Brazi Bites Expands to Breakfast & Launches Pizza’nadas

To further build their customer base, frozen food brand Brazi Bites is looking to breakfast. The company, which produces frozen versions of the classic Brazilian cheese bread Pao de Queijo as well as empanadas will launch gluten-free breakfast sandwiches this Spring in Target.

Available in Turkey Bacon, Egg and Cheddar; Double Egg and Cheddar; Turkey Sausage, Egg and Cheddar; and Bacon, Egg and Cheddar, each sandwich will retail for $4.49. Unlike the brand’s previous innovations, the sandwiches are microwavable, sold with a “microwave crisping sleeve.”

Founded in 2011 by Junea Rocha and Cameron MacMullin, San Francisco Equity Partners (SFEP) acquired a majority of the company in July 2018, with Brazi subsequently adding former Justin’s President Michael Guanella as CEO later that year. The brand’s products are sold in over 15,000 stores nationwide including Target, Whole Foods, Sprouts, Kroger, Costco, Wegmans and Publix.

Guanella said the company expects to make more than $30 million in sales for 2021.

The main goal of the breakfast launch, Guanella said, is to help the brand expand beyond snacking. With the sandwiches, Rocha said, Brazi can move to the center of the plate and add a new eating occasion. Though the brand is pulling from the cuisine of Rocha’s former home of Brazil, the goal was to also create a product type that was perhaps more recognizable to the average consumer then cheese bread and empanadas.

“If we are hyper-authentic we’re going to struggle to be approachable,” Rocha said. “We believe that some people will be introduced to the brand for the first time through the breakfast sandwich…[and] breakfast could be a way into the brand.”

Though the team initially considered baked breakfast empanadas, researchers found that consumers wanted a product that was faster to prepare, as Brazi’s other items require a 20 minute cook time in an oven or toaster oven. For breakfast, Guanella said, shoppers want options that can be prepared more quickly.

Though the Covid-19 pandemic has led to more consumers eating breakfast at home, and encouraged a rise in frozen food sales, Rocha said Brazi has been working on this concept since 2019 and pandemic shopping habits simply validated the company’s existing thesis. Guanella added that the past year has been a “mixed bag” for the brand with increased sales but unforeseen hurdles in working remotely both as a team and with time-strapped retailers.

Still, the company has been focusing on growth, preparing for its next stage of expansion. Originally produced near its headquarters in the Pacific Northwest, Brazi has brought online three more manufacturing partners and added two logistics providers, working to shorten transportation distances.

“There’s been a tremendous amount of change and there’s still more change to come,” Guanella said. “The operative word has been ‘scale.’”

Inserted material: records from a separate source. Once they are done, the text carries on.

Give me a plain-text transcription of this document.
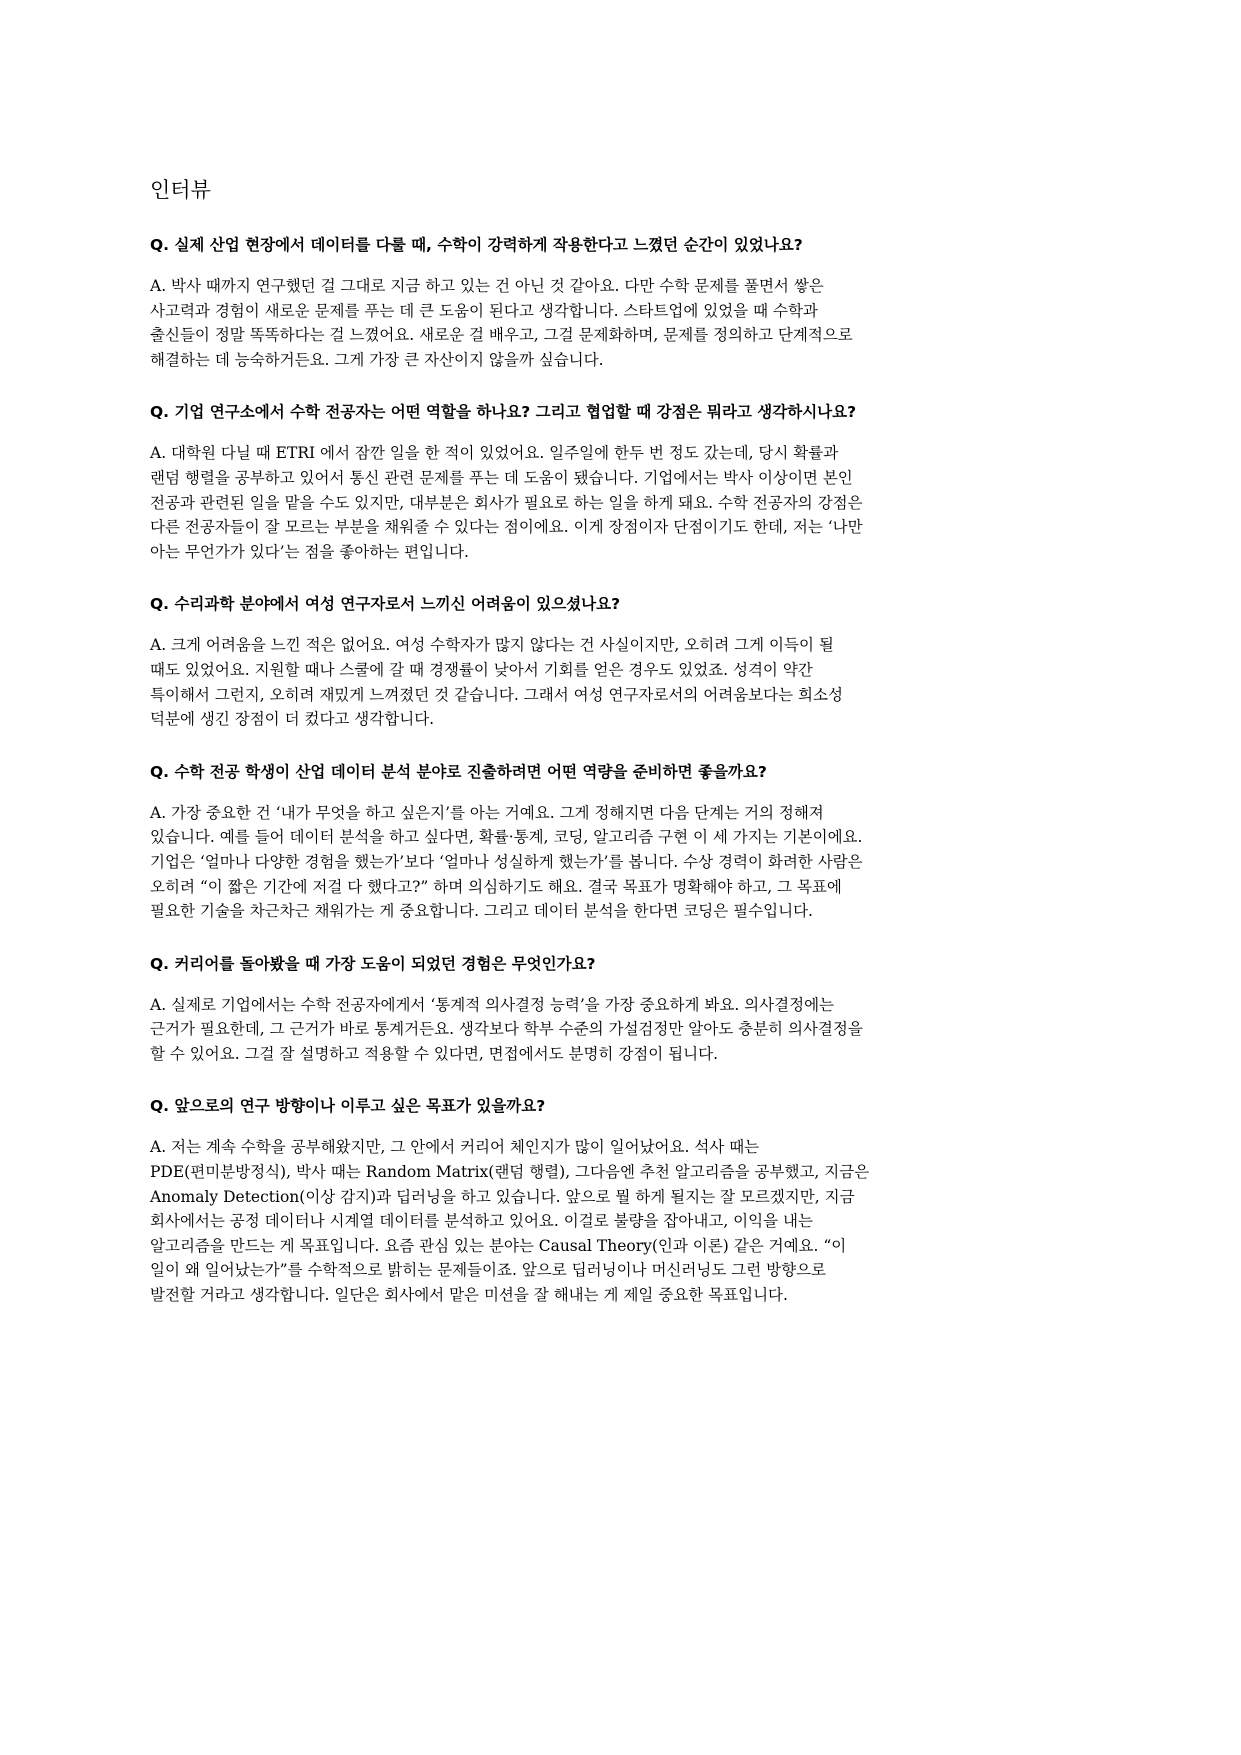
인터뷰

Q. 실제 산업 현장에서 데이터를 다룰 때, 수학이 강력하게 작용한다고 느꼈던 순간이 있었나요?

A. 박사 때까지 연구했던 걸 그대로 지금 하고 있는 건 아닌 것 같아요. 다만 수학 문제를 풀면서 쌓은
사고력과 경험이 새로운 문제를 푸는 데 큰 도움이 된다고 생각합니다. 스타트업에 있었을 때 수학과
출신들이 정말 똑똑하다는 걸 느꼈어요. 새로운 걸 배우고, 그걸 문제화하며, 문제를 정의하고 단계적으로
해결하는 데 능숙하거든요. 그게 가장 큰 자산이지 않을까 싶습니다.

Q. 기업 연구소에서 수학 전공자는 어떤 역할을 하나요? 그리고 협업할 때 강점은 뭐라고 생각하시나요?

A. 대학원 다닐 때 ETRI 에서 잠깐 일을 한 적이 있었어요. 일주일에 한두 번 정도 갔는데, 당시 확률과
랜덤 행렬을 공부하고 있어서 통신 관련 문제를 푸는 데 도움이 됐습니다. 기업에서는 박사 이상이면 본인
전공과 관련된 일을 맡을 수도 있지만, 대부분은 회사가 필요로 하는 일을 하게 돼요. 수학 전공자의 강점은
다른 전공자들이 잘 모르는 부분을 채워줄 수 있다는 점이에요. 이게 장점이자 단점이기도 한데, 저는 ‘나만
아는 무언가가 있다’는 점을 좋아하는 편입니다.

Q. 수리과학 분야에서 여성 연구자로서 느끼신 어려움이 있으셨나요?

A. 크게 어려움을 느낀 적은 없어요. 여성 수학자가 많지 않다는 건 사실이지만, 오히려 그게 이득이 될
때도 있었어요. 지원할 때나 스쿨에 갈 때 경쟁률이 낮아서 기회를 얻은 경우도 있었죠. 성격이 약간
특이해서 그런지, 오히려 재밌게 느껴졌던 것 같습니다. 그래서 여성 연구자로서의 어려움보다는 희소성
덕분에 생긴 장점이 더 컸다고 생각합니다.

Q. 수학 전공 학생이 산업 데이터 분석 분야로 진출하려면 어떤 역량을 준비하면 좋을까요?

A. 가장 중요한 건 ‘내가 무엇을 하고 싶은지’를 아는 거예요. 그게 정해지면 다음 단계는 거의 정해져
있습니다. 예를 들어 데이터 분석을 하고 싶다면, 확률·통계, 코딩, 알고리즘 구현 이 세 가지는 기본이에요.
기업은 ‘얼마나 다양한 경험을 했는가’보다 ‘얼마나 성실하게 했는가’를 봅니다. 수상 경력이 화려한 사람은
오히려 “이 짧은 기간에 저걸 다 했다고?” 하며 의심하기도 해요. 결국 목표가 명확해야 하고, 그 목표에
필요한 기술을 차근차근 채워가는 게 중요합니다. 그리고 데이터 분석을 한다면 코딩은 필수입니다.

Q. 커리어를 돌아봤을 때 가장 도움이 되었던 경험은 무엇인가요?

A. 실제로 기업에서는 수학 전공자에게서 ‘통계적 의사결정 능력’을 가장 중요하게 봐요. 의사결정에는
근거가 필요한데, 그 근거가 바로 통계거든요. 생각보다 학부 수준의 가설검정만 알아도 충분히 의사결정을
할 수 있어요. 그걸 잘 설명하고 적용할 수 있다면, 면접에서도 분명히 강점이 됩니다.

Q. 앞으로의 연구 방향이나 이루고 싶은 목표가 있을까요?

A. 저는 계속 수학을 공부해왔지만, 그 안에서 커리어 체인지가 많이 일어났어요. 석사 때는
PDE(편미분방정식), 박사 때는 Random Matrix(랜덤 행렬), 그다음엔 추천 알고리즘을 공부했고, 지금은
Anomaly Detection(이상 감지)과 딥러닝을 하고 있습니다. 앞으로 뭘 하게 될지는 잘 모르겠지만, 지금
회사에서는 공정 데이터나 시계열 데이터를 분석하고 있어요. 이걸로 불량을 잡아내고, 이익을 내는
알고리즘을 만드는 게 목표입니다. 요즘 관심 있는 분야는 Causal Theory(인과 이론) 같은 거예요. “이
일이 왜 일어났는가”를 수학적으로 밝히는 문제들이죠. 앞으로 딥러닝이나 머신러닝도 그런 방향으로
발전할 거라고 생각합니다. 일단은 회사에서 맡은 미션을 잘 해내는 게 제일 중요한 목표입니다.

Rocha added that the company has also further refined its product offerings over the last year and a half, transitioning out lower performing flavors. Pepper Jack Cheese Bread has been swapped for a Three Cheese option, Bacon Cheese Bread was replaced with Cinnamon Churro and its Pizza Cheese Bread will transform to a “Pizza’nada.”

The Pizza’nada, along with a new flavor of Ranch Cheese Bread, are also examples of how the brand is working to help Americans understand the classic Brazillian snacks.

“From the start we [decided] we were going to succeed by making Brazillian cheese bread approachable and easy to understand,” Rocha said. “I am a believer that that is one of the reasons for our success, especially since we were not one of the first brands to bring the cheese bread to the U.S. market — but we sure were one of the first ones and the only ones to succeed and make it at scale.”